Methods: In vitro cytotoxicity of β-TCP nanoparticles (< 200 nm) was tested with BMSC and ASC by an MTT assay. To evaluate their potential for bone defect healing β-TCP nanoparticles were immobilized on a collagen carrier seeded with expanded ASC or BMSC and implanted into 4 mm calvarial bone defects in immunodeficient mice. Cell-free β-TCP constructs served as control. Defect filling was analyzed by µCT 4 and 8 weeks after implantation and assessed by histology (8 weeks).
Results and conclusion: β-TCP nanoparticles were not cytotoxic for BMSC and ASC in vitro. In calvarial bone defects new mineralized tissue had formed in BMSC-treated and to a lesser extent in ASC-treated and cell-free control defects after 4 weeks. Remarkably, ASC-treated defects contained significantly less mineralized tissue than the cell-free controls, indicating inhibitory effects of ASC on bone healing. Until 8 weeks, defect filling progressed highly significantly in the BMSC group and finally resulted in considerably more bone healing than in cell-free controls. The ASC group still showed notably less defect filling than any other group. Histology revealed considerable new bone formation in 6/6 BMSC defects, while only 3/6 cell-free controls and 3/6 ASC-treated defects contained some new bone tissue.
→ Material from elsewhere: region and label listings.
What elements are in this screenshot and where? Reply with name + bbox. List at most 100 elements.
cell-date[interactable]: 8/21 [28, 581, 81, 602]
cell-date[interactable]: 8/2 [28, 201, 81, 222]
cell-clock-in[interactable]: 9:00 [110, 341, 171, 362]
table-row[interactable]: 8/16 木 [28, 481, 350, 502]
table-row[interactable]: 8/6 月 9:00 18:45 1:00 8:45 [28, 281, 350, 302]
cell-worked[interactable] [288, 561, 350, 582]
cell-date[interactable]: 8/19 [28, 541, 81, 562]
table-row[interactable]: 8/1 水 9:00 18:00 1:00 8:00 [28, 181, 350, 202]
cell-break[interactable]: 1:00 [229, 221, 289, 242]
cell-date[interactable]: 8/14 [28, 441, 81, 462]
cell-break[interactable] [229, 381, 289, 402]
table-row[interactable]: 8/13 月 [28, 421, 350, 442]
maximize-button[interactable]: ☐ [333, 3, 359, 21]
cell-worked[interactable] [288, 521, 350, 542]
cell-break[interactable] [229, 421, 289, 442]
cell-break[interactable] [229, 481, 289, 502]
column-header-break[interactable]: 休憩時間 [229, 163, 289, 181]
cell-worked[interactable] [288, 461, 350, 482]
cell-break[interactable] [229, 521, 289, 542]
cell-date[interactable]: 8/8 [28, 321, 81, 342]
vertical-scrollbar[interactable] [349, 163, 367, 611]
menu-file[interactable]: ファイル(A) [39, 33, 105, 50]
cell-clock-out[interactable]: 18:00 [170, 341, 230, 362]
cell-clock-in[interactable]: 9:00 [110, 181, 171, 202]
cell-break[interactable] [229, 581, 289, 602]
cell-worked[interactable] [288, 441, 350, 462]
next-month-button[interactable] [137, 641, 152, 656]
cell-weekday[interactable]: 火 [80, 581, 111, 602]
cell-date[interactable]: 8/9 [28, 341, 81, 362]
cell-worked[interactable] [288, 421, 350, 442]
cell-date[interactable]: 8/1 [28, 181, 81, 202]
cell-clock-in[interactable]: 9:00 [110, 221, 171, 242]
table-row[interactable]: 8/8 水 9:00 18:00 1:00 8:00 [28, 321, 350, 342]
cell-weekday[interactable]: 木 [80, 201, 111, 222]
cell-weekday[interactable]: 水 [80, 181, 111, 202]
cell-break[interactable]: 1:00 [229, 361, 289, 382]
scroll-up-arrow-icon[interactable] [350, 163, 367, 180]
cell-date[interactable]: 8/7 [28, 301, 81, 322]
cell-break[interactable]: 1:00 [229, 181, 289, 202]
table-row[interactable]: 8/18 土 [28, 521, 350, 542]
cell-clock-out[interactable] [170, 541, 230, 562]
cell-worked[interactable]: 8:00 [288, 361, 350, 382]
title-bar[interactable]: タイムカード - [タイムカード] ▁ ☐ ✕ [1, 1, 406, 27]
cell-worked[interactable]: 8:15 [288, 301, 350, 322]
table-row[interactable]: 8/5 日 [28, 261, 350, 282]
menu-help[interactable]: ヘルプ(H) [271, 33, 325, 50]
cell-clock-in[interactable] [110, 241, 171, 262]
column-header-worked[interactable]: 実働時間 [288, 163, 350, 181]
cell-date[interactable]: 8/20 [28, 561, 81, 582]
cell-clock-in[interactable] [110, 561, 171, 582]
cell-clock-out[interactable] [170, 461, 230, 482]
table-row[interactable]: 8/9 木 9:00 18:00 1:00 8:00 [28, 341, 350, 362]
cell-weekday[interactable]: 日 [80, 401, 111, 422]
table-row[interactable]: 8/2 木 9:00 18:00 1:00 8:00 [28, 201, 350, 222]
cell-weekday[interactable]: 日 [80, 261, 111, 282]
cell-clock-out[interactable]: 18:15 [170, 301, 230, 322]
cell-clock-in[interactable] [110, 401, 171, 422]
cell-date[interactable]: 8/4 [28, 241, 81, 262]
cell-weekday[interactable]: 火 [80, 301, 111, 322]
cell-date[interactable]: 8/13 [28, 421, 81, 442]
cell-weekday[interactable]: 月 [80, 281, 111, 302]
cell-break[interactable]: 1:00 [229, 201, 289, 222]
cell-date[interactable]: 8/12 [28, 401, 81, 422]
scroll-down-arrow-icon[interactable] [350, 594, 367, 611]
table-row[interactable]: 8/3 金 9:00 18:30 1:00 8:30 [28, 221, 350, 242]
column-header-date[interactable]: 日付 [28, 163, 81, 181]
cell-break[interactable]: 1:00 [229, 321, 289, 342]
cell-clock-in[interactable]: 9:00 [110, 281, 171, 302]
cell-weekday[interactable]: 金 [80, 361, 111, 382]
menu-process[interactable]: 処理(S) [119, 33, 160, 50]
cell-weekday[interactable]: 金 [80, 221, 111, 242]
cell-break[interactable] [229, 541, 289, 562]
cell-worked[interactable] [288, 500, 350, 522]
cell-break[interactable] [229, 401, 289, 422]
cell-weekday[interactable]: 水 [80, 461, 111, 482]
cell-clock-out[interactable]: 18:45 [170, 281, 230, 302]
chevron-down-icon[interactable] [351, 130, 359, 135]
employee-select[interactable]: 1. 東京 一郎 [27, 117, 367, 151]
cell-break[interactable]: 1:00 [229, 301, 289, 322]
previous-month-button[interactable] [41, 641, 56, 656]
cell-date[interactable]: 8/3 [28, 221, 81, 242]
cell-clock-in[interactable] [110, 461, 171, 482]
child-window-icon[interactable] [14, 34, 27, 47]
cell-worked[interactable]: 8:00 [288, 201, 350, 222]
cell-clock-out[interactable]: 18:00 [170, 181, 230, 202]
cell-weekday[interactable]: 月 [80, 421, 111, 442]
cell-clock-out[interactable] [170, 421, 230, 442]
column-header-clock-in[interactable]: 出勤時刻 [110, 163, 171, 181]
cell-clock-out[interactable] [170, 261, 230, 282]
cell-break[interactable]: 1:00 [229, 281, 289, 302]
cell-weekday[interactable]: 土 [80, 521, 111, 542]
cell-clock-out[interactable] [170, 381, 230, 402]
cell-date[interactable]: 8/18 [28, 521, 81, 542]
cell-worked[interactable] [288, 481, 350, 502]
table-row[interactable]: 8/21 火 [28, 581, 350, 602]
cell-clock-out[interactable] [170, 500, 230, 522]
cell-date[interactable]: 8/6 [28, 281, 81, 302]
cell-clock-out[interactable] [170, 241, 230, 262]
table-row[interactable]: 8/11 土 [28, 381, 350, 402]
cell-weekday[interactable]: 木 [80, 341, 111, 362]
In situ hybridization with species-specific genomic DNA probes demonstrated an engraftment of human cells in BMSC-treated defects including osteocytes and osteoblasts whereas ASC-treated defects contained less new bone and little human cells.
BMSC engrafted, underwent osteogenesis and stimulated bone healing beyond the results obtained with the novel biocompatible β-TCP nanoparticle collagen carrier alone. In contrast, the orthotopic environment was insufficient to overcome the inferior bone forming capacity of ASC, which rather inhibited the host-derived healing response.